The oil was stolen from Graignamanagh Boys National School for the second time in six weeks recently, and the consequences could be not just financial but also environmental.
On the first occasion the pipe was cut in one place, but on the second occasion the pipe was cut in two separate places, which caused more extensive damage, said school principal Jennifer Barron. In that instance, the school was without heat for three days while the repairs were carried out.
It appears that the thieves were disturbed in the act, because they left behind one of the drums and some of their tools, Ms Barron said.
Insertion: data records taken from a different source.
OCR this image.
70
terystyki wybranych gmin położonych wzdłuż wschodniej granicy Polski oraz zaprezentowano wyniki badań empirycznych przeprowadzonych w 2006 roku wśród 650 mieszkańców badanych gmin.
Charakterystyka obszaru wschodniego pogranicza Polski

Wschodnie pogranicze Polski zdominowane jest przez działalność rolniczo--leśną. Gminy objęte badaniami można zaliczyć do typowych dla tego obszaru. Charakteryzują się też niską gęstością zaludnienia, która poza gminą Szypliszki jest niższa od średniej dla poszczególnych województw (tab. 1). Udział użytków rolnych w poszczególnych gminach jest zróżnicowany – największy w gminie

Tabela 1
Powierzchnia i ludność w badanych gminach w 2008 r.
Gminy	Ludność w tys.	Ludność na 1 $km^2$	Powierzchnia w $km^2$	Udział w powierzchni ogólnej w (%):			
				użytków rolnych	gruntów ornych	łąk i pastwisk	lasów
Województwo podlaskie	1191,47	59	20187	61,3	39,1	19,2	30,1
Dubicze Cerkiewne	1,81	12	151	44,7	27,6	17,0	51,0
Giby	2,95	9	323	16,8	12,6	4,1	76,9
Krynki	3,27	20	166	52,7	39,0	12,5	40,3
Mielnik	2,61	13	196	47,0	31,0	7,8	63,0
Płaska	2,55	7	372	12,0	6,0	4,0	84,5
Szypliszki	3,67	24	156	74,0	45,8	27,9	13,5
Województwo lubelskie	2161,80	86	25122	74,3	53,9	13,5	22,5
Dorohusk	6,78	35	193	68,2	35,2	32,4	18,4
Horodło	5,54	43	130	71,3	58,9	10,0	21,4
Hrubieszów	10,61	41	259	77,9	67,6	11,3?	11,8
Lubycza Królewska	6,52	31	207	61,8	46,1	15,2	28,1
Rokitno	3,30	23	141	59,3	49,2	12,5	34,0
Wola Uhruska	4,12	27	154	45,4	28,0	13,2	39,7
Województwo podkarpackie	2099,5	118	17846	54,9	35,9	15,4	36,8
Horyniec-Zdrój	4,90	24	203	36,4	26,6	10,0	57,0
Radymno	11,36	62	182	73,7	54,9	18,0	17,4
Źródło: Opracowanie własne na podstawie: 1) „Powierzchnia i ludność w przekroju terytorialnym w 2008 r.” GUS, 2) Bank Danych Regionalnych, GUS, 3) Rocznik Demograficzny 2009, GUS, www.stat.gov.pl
And the school had to bring in consultants to test the soil because it could be contaminated and could possibly end up in the River Barrow.
The principal said that the cost was not clear at this stage but that “there are going to be huge ramifications.”
Measures had already been taken to secure the oil, she noted. “It is a brand-new heating system that was only put in place through emergency funding from the department less than 18 months ago,” she said.
Now the school is fund-raising in the hope of raising €300 or €400 to install CCTV cameras and to block off the area more securely.
On a positive note, the school has already seen an outpouring of generosity from the community, with offers of heaters and donations from parents and past parents at the school.
“We have been so lucky. It is great to see – it gives a great feeling of goodwill. Our Parents Association is fantastic,” Ms Barron said.
The school’s annual Christmas market – which in previous years has generated donations upwards of €1,000 to the local Society of St Vincent de Paul – will instead have to raise money towards preventing future oil thefts.
The Christmas market will be held on December 16 after Mass and will include crafts made by each of the classes in the school.